太宰は、秋についてこのように言っている。

「秋は、ずるい悪魔だ。夏のうちに全部、身支度をととのえて、せせら笑ってしゃがんでいる。僕くらいの炯眼の詩人になると、それを見破ることができる。家の者が、夏をよろこび海へ行こうか、山へ行こうかなど、はしゃいで言っているのを見ると、ふびんに思う。もう秋が夏と一緒に忍び込んで来ているのに。秋は、根強い曲者くせものである。」

秋は、いつしか独りでにやって来るという。だから、炯眼の詩人でもない限り、来たことさえ気が付かないのだという。僕のように鈍感が極まると、秋がないというところまでいってしまう。寒い日は、冬のセンチメントな匂いを感じる。秋を象徴する(らしい)金木犀の香りも、冷たい風に運ばれて来れば、僕にとっては冬の匂いだ。
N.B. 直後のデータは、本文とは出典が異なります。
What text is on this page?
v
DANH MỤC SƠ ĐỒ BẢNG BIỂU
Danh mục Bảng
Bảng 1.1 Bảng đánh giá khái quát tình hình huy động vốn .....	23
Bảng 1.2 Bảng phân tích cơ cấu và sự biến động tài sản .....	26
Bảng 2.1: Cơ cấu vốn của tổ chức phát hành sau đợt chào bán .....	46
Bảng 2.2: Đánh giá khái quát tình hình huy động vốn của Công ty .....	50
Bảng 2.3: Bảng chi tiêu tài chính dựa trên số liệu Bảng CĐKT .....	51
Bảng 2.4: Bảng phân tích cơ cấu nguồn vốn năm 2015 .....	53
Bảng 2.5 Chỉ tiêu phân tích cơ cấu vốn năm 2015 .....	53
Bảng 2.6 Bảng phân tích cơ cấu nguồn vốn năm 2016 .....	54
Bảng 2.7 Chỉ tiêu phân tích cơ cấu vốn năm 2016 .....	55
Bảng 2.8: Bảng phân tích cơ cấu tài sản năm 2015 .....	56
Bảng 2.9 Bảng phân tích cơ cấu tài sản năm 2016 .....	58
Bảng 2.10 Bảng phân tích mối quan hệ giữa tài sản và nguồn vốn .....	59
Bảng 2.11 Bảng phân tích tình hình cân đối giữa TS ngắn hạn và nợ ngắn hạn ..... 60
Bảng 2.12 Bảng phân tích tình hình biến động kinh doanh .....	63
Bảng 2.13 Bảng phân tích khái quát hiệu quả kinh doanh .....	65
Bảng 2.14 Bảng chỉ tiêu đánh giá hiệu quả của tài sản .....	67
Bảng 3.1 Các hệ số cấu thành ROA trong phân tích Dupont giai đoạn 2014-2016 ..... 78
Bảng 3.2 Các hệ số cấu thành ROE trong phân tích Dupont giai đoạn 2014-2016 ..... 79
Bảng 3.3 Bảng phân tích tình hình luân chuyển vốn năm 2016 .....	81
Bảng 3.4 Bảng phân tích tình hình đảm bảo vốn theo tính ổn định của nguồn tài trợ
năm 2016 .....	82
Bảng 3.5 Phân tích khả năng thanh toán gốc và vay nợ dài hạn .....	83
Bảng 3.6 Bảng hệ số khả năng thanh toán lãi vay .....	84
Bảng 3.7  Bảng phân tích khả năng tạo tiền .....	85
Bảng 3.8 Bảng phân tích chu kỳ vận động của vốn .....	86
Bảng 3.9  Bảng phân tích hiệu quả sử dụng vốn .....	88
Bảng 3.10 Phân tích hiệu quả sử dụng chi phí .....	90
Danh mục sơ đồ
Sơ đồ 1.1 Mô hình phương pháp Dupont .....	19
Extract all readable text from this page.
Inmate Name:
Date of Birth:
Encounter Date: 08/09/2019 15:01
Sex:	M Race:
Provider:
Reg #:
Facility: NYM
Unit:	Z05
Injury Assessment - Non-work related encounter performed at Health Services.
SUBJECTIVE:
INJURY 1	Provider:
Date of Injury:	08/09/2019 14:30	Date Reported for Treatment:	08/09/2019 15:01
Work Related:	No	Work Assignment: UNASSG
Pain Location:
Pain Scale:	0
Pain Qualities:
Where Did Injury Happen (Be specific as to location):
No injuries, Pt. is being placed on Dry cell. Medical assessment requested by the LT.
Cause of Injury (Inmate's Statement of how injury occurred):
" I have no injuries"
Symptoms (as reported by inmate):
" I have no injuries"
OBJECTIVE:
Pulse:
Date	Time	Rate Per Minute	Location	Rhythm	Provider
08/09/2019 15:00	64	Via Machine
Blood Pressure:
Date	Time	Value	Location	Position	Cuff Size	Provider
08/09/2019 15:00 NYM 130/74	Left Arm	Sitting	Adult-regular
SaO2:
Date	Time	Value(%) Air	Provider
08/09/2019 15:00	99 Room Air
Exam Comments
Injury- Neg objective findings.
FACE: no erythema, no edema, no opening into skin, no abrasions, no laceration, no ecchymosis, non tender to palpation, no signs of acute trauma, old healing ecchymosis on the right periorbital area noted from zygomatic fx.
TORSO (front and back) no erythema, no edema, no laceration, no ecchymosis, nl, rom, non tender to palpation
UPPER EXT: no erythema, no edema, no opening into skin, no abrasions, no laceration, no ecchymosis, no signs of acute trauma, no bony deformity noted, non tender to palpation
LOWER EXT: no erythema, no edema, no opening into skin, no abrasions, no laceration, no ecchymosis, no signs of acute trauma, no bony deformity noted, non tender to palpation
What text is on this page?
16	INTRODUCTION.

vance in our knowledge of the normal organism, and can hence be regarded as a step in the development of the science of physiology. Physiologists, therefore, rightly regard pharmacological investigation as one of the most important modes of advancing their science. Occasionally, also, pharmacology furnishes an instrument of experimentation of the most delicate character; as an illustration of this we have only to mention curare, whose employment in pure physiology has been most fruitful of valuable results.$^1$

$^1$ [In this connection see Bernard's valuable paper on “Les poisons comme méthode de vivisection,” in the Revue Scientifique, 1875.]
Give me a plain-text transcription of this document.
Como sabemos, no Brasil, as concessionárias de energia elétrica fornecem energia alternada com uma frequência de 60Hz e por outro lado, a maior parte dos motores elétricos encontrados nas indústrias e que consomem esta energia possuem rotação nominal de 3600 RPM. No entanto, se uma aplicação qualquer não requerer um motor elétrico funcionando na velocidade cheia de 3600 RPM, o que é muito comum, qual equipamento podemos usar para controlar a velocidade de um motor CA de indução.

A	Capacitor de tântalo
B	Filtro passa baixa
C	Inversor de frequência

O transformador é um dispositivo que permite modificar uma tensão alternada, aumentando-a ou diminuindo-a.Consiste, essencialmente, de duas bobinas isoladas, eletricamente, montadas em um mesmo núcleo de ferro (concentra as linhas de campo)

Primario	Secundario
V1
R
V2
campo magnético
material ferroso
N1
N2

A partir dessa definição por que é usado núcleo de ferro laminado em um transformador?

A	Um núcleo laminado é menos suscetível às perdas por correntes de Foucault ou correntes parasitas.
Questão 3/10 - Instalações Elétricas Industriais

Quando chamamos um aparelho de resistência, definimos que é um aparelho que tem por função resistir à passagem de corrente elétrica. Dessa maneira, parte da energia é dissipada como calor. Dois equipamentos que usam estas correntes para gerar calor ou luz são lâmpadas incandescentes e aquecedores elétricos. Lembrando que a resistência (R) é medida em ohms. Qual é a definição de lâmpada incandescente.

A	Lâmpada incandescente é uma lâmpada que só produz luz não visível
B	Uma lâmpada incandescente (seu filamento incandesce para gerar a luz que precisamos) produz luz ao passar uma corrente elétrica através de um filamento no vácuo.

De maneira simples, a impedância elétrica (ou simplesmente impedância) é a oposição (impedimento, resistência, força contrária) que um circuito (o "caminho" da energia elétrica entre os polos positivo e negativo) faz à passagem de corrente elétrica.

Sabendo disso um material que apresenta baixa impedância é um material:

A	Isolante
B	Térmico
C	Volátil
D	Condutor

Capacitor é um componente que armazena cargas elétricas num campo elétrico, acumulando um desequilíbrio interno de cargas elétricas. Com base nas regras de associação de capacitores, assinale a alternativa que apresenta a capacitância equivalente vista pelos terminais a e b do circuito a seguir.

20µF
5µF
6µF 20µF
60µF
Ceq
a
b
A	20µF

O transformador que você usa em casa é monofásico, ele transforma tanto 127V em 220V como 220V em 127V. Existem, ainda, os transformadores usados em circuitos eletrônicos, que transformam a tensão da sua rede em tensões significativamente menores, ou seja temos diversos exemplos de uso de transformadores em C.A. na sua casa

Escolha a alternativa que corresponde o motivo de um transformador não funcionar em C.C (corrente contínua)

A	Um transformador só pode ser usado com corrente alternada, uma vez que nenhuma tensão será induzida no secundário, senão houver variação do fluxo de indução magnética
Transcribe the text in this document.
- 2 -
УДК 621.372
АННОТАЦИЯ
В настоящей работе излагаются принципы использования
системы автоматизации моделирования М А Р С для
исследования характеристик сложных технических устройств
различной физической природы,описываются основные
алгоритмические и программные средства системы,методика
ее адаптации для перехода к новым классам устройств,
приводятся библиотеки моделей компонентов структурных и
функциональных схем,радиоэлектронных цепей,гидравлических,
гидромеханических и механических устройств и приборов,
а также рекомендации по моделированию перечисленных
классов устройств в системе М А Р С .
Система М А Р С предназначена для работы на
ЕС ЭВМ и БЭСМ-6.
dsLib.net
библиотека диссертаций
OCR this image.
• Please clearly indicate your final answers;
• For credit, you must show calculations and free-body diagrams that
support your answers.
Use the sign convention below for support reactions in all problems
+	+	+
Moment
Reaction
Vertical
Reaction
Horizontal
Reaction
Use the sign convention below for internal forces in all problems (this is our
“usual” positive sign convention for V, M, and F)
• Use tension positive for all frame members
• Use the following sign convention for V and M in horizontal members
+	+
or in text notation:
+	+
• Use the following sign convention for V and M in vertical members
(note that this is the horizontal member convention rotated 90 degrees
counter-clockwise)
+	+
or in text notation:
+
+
読者の皆様は、「秋の海水浴場に行ってみたことがありますか?」。まるで自分の言葉のように、太宰の問いを皆様に投げかけてみたい。夏にはあんなに騒がしかった海水浴場も、秋には寂しい顔を見せる。夏の終わりの虚しさは、こだまするヒグラシの鳴き声などに感ずべきものではなく、海水浴場の静かなさざ波の中に感ずべきものであるという自説は、先ほど確立されたばかりである。

芸術家ハ、イツモ、弱者ノ友デアッタ筈はずナノニ。

秋についての言葉を連ねた太宰のメモ書きの中に、ちっとも秋と関係を持たないような上の言葉も記述されている。これは、反権力といった分かりやすい種類の言葉ではないだろう。秋の実在を信じて疑わぬところが、弱者の永遠の友、太宰という人間の優しさであるのかもしれない。